# Troy bilt horse Hitch



## chevypower713 (Dec 18, 2021)

Hello friends I'm making this post I have fixed our problem and hoping there will be more to come I have recreated the Troy bilt horse Hitch the only difference is it will be painted black and only one pine hole I will post pictures same weight rating as the old Hitch let me know 50.00 plus shipping contact info
Phone 719-839-2002
Email [email protected]
Thanks Cody
I will be making sulky with a sleeve hitch so you can do much more with your Troy bilt horse.


----------



## BigT (Sep 15, 2014)

Good Morning Cody. Welcome to the forum.

Please post some pictures so everyone can see what you are talking about.


----------



## SidecarFlip (Mar 25, 2021)

I'm not following why anyone would want to attach a sulky to a rototiller in the first place, I see no practical use for one and could possibly be a dangerous addition if the tiller encounter a hard spot or rock and tries to 'run away' like they do. Believe me, when they 'run away', it's not slow either. I'd say at medium throttle 0-15 mph is quick as an eye blink.

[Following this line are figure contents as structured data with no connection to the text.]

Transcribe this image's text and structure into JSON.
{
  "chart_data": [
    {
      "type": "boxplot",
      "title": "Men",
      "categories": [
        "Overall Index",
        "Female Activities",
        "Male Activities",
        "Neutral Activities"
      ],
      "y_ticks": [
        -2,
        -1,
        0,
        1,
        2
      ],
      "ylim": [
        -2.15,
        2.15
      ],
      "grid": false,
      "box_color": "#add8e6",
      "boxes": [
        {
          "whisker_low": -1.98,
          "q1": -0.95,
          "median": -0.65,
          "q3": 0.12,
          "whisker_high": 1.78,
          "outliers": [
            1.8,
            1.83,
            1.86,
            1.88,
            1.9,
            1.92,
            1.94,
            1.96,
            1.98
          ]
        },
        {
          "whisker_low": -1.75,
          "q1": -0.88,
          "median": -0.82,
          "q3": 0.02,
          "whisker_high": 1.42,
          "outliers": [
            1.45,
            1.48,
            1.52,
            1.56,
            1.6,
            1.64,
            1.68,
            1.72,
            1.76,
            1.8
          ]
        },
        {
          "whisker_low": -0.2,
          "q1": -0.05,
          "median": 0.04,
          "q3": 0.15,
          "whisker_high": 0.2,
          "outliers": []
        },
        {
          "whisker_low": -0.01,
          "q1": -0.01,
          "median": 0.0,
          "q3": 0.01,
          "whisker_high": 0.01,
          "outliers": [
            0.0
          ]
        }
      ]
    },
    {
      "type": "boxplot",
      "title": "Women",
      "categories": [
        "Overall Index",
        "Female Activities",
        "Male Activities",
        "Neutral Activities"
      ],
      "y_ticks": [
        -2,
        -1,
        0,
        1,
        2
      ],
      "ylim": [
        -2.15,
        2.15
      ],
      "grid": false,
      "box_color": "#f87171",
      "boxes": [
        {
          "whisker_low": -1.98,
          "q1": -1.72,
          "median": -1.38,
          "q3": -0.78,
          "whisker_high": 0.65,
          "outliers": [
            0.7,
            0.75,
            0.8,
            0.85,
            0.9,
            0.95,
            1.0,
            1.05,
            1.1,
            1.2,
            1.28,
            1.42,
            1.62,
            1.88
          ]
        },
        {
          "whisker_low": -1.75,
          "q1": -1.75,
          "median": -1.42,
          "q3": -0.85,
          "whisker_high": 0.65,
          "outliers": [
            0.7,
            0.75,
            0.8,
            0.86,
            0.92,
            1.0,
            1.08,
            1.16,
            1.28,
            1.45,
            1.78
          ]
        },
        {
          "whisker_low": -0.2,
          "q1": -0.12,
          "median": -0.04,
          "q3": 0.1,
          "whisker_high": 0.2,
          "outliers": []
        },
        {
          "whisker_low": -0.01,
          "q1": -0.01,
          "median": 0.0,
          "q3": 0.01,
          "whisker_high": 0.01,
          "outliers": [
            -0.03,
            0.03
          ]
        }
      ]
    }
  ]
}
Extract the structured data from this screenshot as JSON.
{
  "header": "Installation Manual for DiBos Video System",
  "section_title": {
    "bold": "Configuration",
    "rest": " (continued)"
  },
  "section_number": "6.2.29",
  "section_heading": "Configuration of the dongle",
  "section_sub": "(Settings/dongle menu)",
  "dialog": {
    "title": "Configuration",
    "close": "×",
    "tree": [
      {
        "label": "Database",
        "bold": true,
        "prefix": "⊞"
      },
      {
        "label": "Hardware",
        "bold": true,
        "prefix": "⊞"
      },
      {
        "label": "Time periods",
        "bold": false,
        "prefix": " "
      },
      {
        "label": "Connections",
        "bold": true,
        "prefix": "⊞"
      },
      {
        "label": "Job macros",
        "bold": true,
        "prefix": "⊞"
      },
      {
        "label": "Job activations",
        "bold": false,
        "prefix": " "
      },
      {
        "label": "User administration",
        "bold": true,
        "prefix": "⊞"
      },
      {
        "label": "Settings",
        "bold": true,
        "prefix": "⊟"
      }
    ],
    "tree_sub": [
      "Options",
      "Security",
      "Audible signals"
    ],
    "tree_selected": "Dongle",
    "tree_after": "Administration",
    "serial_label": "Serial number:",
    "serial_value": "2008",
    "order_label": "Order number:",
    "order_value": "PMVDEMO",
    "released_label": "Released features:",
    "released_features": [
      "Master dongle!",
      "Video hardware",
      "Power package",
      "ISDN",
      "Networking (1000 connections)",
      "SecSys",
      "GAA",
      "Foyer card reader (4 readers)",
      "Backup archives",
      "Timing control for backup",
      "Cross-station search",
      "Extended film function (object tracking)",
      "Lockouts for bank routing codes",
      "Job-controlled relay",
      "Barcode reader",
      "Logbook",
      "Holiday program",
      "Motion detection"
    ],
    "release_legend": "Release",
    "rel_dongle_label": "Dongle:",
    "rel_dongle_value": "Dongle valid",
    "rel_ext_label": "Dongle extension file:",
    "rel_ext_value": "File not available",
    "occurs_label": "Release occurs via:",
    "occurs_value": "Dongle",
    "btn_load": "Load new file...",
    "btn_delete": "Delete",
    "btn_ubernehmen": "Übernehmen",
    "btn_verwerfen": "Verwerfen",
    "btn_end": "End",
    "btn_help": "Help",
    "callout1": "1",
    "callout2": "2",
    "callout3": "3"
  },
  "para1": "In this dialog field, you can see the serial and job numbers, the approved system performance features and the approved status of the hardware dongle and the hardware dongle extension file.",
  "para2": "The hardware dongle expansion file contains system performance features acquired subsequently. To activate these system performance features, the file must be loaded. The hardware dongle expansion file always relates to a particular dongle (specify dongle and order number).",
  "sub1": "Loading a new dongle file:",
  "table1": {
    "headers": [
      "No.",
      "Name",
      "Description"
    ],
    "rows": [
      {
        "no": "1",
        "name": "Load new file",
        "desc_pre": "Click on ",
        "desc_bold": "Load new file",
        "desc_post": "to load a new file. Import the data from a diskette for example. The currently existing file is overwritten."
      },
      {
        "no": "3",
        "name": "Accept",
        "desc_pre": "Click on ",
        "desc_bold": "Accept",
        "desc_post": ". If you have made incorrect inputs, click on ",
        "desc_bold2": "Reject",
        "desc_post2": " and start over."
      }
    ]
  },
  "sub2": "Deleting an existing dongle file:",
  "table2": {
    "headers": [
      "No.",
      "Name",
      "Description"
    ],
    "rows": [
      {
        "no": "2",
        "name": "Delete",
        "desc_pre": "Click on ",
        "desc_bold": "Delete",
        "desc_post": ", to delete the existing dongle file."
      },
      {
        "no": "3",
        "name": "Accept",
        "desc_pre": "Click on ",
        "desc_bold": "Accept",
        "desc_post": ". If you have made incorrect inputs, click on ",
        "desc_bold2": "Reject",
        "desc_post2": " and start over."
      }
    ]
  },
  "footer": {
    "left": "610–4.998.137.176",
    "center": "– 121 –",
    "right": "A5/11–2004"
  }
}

I purchased an Ardisam hiller-furrower for mine (horse) and my Cub Cadet counter rotating rear tine till and it fits both and only uses a single pin / bolt that goes through the depth stake and I believe Ardisam holds a patent on the design so if I were you, I'd be checking theirs out carefully and theirs is 50 bucks as well, shipping included and they are also on Amazon. In fact Ardisam has a web store on Amazon.

I don't believe you have 'invented' anything that isn't sold and most likely patented already. I'm very pleased with my Ardisam btw.


----------